Bis ins 20. Jahrhundert war Sexualität an das Eheleben gekoppelt und mit
Fortpflanzung verknüpft. Was nicht heißt, dass Menschen nicht auch
außerhalb der Ehe Sex hatten oder Kinder zeugten. Außerehelicher Sex von
Frauen unterlag jedoch einem strengen Strafregime. Gerade weil weibliche
Sexualität so streng reglementiert wurde, herrschte auf dem Markt für
Sexuelles eine Verknappung des Angebots. Eine Heirat bot dem Mann die
Möglichkeit, regelmäßig sexuell über eine Frau verfügen zu können. Im
Gegenzug übernahm er Verpflichtungen für sie. Ökonomische Pflicht gegen
Sex, voilà, man nennt es Patriarchat.
Mit der Pille, die Sex vom Risiko einer ungewollten Schwangerschaft
weitestgehend entkoppelte, löste sich die enge Verbindung von Ehe, Sex und
Kinderkriegen.

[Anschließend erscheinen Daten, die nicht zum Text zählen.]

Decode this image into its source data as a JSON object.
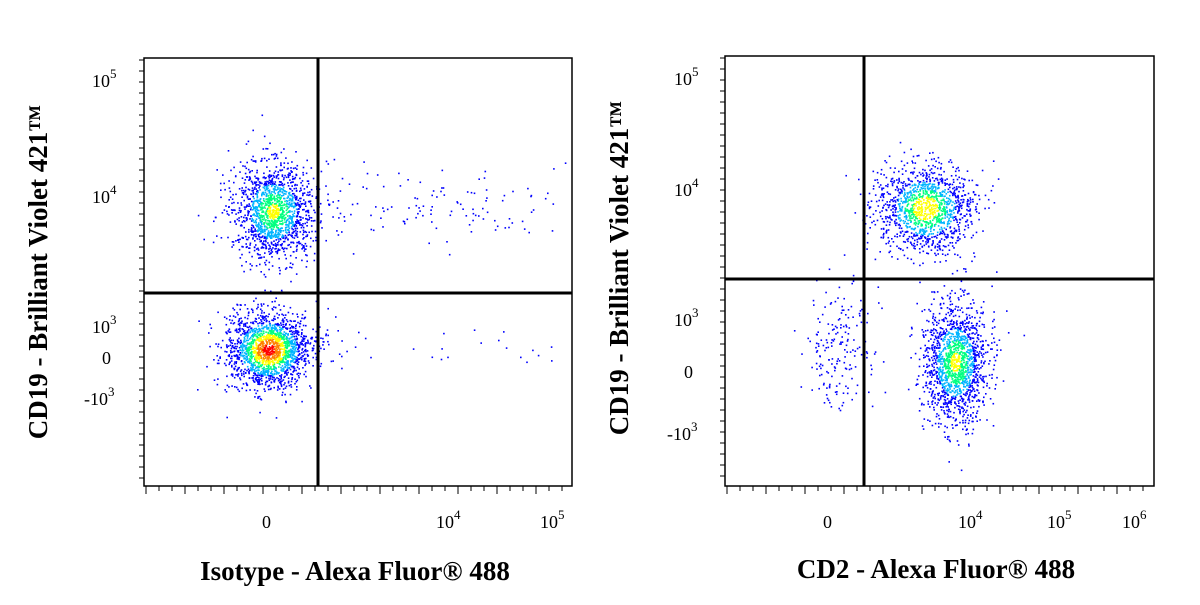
{
  "chart_data": [
    {
      "type": "scatter",
      "subtype": "flow-cytometry-density-dot-plot",
      "xlabel": "Isotype - Alexa Fluor® 488",
      "ylabel": "CD19 - Brilliant Violet 421™",
      "x_scale": "biexponential",
      "y_scale": "biexponential",
      "x_ticks": [
        {
          "base": "0",
          "exp": ""
        },
        {
          "base": "10",
          "exp": "4"
        },
        {
          "base": "10",
          "exp": "5"
        }
      ],
      "y_ticks": [
        {
          "base": "10",
          "exp": "5"
        },
        {
          "base": "10",
          "exp": "4"
        },
        {
          "base": "10",
          "exp": "3"
        },
        {
          "base": "0",
          "exp": ""
        },
        {
          "base": "-10",
          "exp": "3"
        }
      ],
      "quadrant_gate": {
        "x": 1000,
        "y": 1500
      },
      "populations": [
        {
          "description": "CD19+ Isotype-",
          "x_center": 0,
          "y_center": 6000,
          "relative_density": "high"
        },
        {
          "description": "CD19- Isotype-",
          "x_center": 0,
          "y_center": 0,
          "relative_density": "highest"
        },
        {
          "description": "CD19+ Isotype+ (sparse)",
          "x_range": [
            1500,
            120000
          ],
          "y_center": 7000,
          "relative_density": "sparse"
        },
        {
          "description": "CD19- Isotype+ (sparse)",
          "x_range": [
            1500,
            100000
          ],
          "y_center": 0,
          "relative_density": "sparse"
        }
      ],
      "color_scale": [
        "#0000ff",
        "#00b4ff",
        "#00ff80",
        "#ffff00",
        "#ff8000",
        "#ff0000"
      ]
    },
    {
      "type": "scatter",
      "subtype": "flow-cytometry-density-dot-plot",
      "xlabel": "CD2 - Alexa Fluor® 488",
      "ylabel": "CD19 - Brilliant Violet 421™",
      "x_scale": "biexponential",
      "y_scale": "biexponential",
      "x_ticks": [
        {
          "base": "0",
          "exp": ""
        },
        {
          "base": "10",
          "exp": "4"
        },
        {
          "base": "10",
          "exp": "5"
        },
        {
          "base": "10",
          "exp": "6"
        }
      ],
      "y_ticks": [
        {
          "base": "10",
          "exp": "5"
        },
        {
          "base": "10",
          "exp": "4"
        },
        {
          "base": "10",
          "exp": "3"
        },
        {
          "base": "0",
          "exp": ""
        },
        {
          "base": "-10",
          "exp": "3"
        }
      ],
      "quadrant_gate": {
        "x": 1000,
        "y": 2000
      },
      "populations": [
        {
          "description": "CD19+ CD2+",
          "x_center": 4500,
          "y_center": 6000,
          "relative_density": "high"
        },
        {
          "description": "CD19- CD2+",
          "x_center": 7000,
          "y_center": 0,
          "relative_density": "high"
        },
        {
          "description": "CD19- CD2- (sparse)",
          "x_center": 0,
          "y_center": 0,
          "relative_density": "sparse"
        }
      ],
      "color_scale": [
        "#0000ff",
        "#00b4ff",
        "#00ff80",
        "#ffff00",
        "#ff8000",
        "#ff0000"
      ]
    }
  ]
}
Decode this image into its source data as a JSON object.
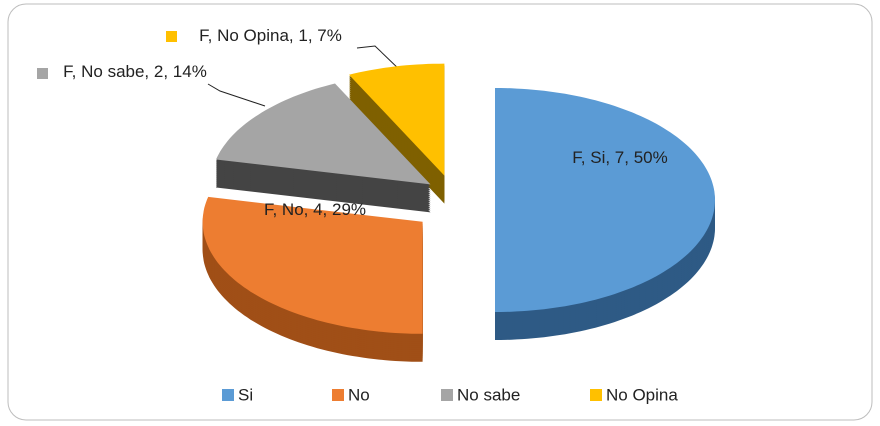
{
  "chart_data": {
    "type": "pie",
    "categories": [
      "Si",
      "No",
      "No sabe",
      "No Opina"
    ],
    "values": [
      7,
      4,
      2,
      1
    ],
    "value_labels": [
      "F, Si, 7, 50%",
      "F, No, 4, 29%",
      "F, No sabe, 2, 14%",
      "F, No Opina, 1, 7%"
    ],
    "colors": [
      "#5b9bd5",
      "#ed7d31",
      "#a5a5a5",
      "#ffc000"
    ],
    "legend": "bottom"
  }
}
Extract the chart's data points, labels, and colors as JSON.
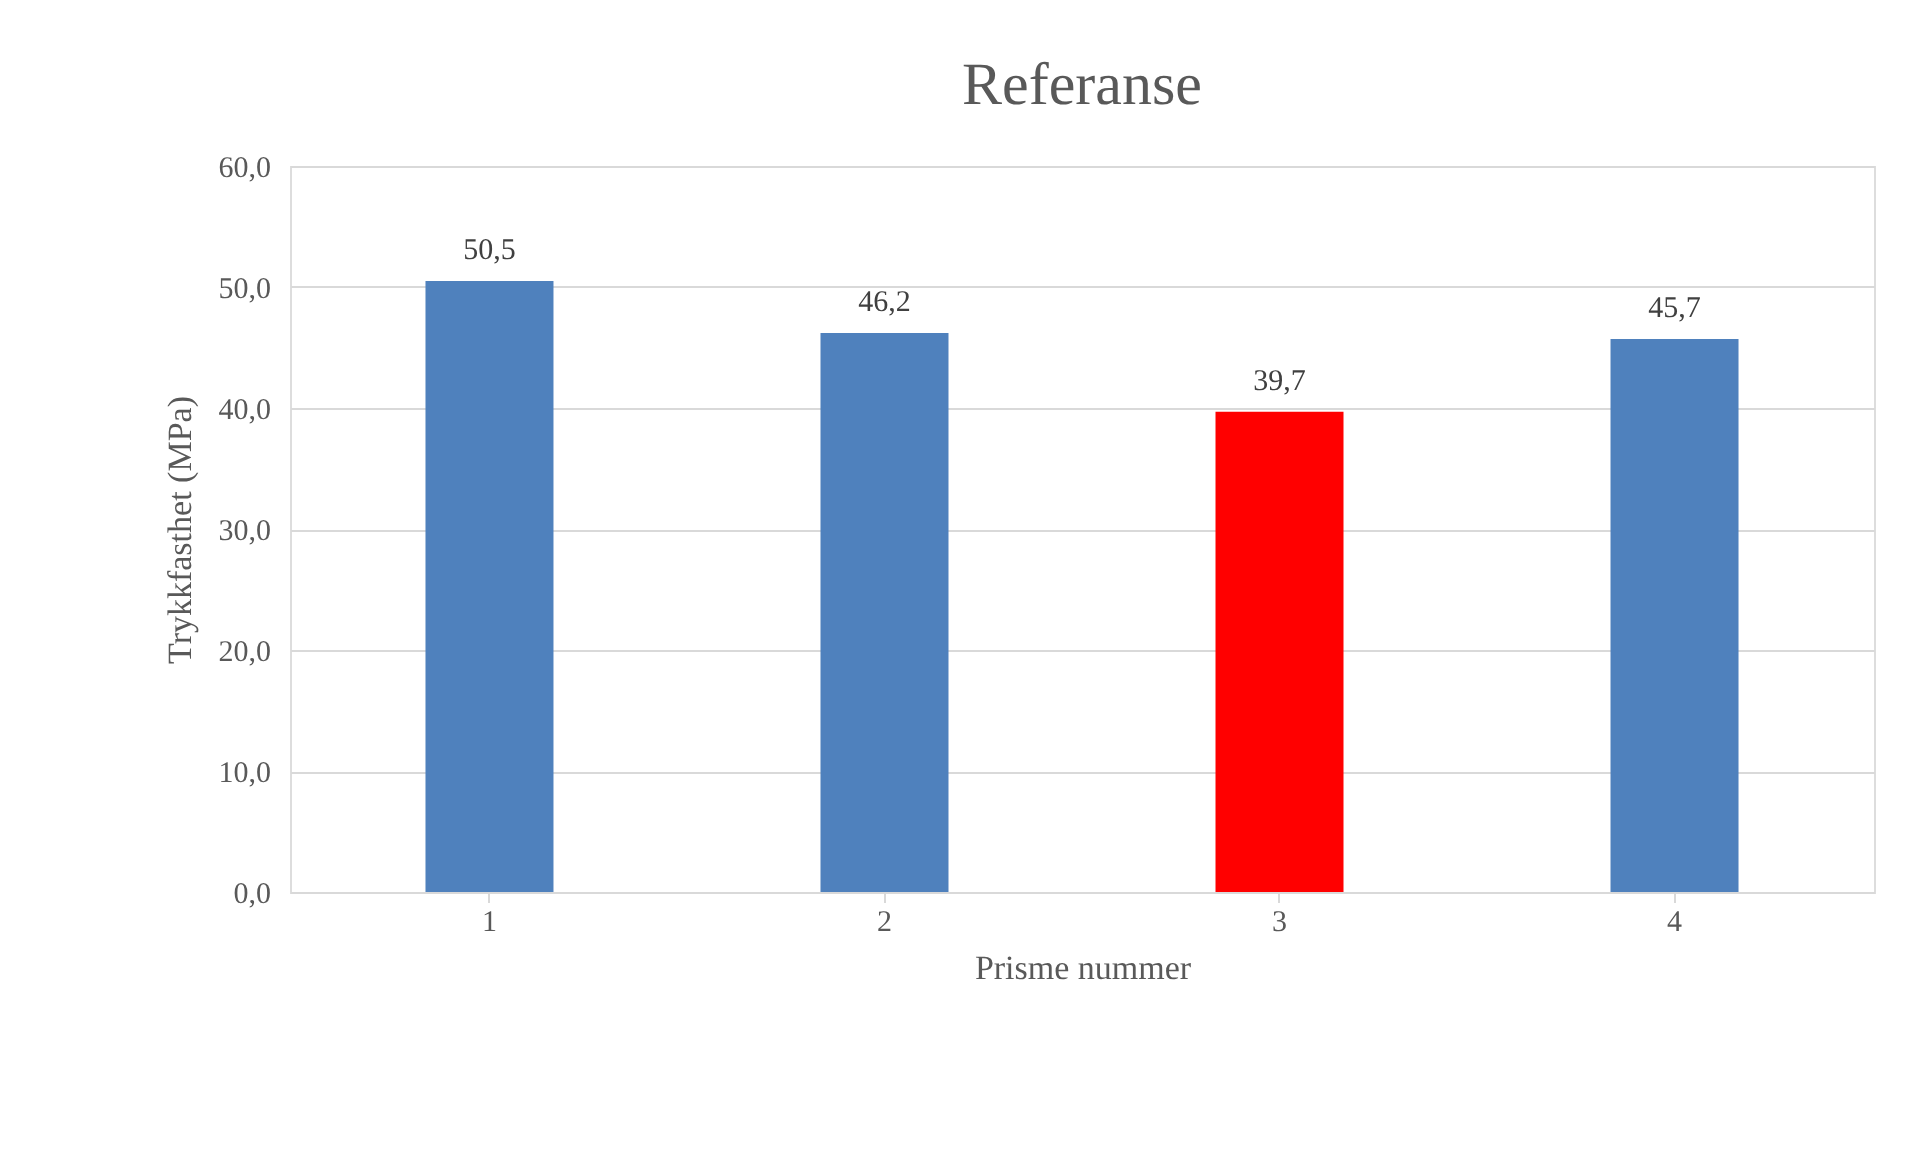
{
  "chart_data": {
    "type": "bar",
    "title": "Referanse",
    "xlabel": "Prisme nummer",
    "ylabel": "Trykkfasthet (MPa)",
    "categories": [
      "1",
      "2",
      "3",
      "4"
    ],
    "values": [
      50.5,
      46.2,
      39.7,
      45.7
    ],
    "colors": [
      "#4f81bd",
      "#4f81bd",
      "#ff0000",
      "#4f81bd"
    ],
    "value_labels": [
      "50,5",
      "46,2",
      "39,7",
      "45,7"
    ],
    "ylim": [
      0,
      60
    ],
    "yticks": [
      {
        "value": 0,
        "label": "0,0"
      },
      {
        "value": 10,
        "label": "10,0"
      },
      {
        "value": 20,
        "label": "20,0"
      },
      {
        "value": 30,
        "label": "30,0"
      },
      {
        "value": 40,
        "label": "40,0"
      },
      {
        "value": 50,
        "label": "50,0"
      },
      {
        "value": 60,
        "label": "60,0"
      }
    ],
    "grid": "y"
  }
}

Die [2][sexuelle Befreiung schuf tatsächlich mehr Freiheiten
für Frauen], ihre Sexualität zu leben. Aber durch die enorme
Angebotserweiterung auf dem Markt fürs Sexuelle entkoppelten sich Sex und
Liebe (bzw. Bindung) vollständig. Zugleich schuf sie neue Normen des
Frauseins: Der Imperativ „Sei sexy!“ trat an die Stelle des
Keuschheitsgebots.
## Sex ist ein gewaltiger Markt
Unter den Vorzeichen des skopischen, also visuell orientierten Kapitalismus
erfuhr die Frau eine Reduktion aufs Äußerliche. Nicht zufällig schildern
Frauenzeitschriften die Angst von Frauen, sich vor einem Partner zu
entblößen, weil sie gängigen Vorstellungen von Sexyness – diesem
Konglomerat aus Attraktivität und Jugend – nicht entsprechen. Aber dafür
bieten ihnen die Zeitschriften auch gleich allerhand Produkte, die das
erlebte Manko ausgleichen sollen: High Heels, Kosmetik oder Dessous. Denn
die Konkurrenz schläft nicht! Oder höchstens mit unserem Mann.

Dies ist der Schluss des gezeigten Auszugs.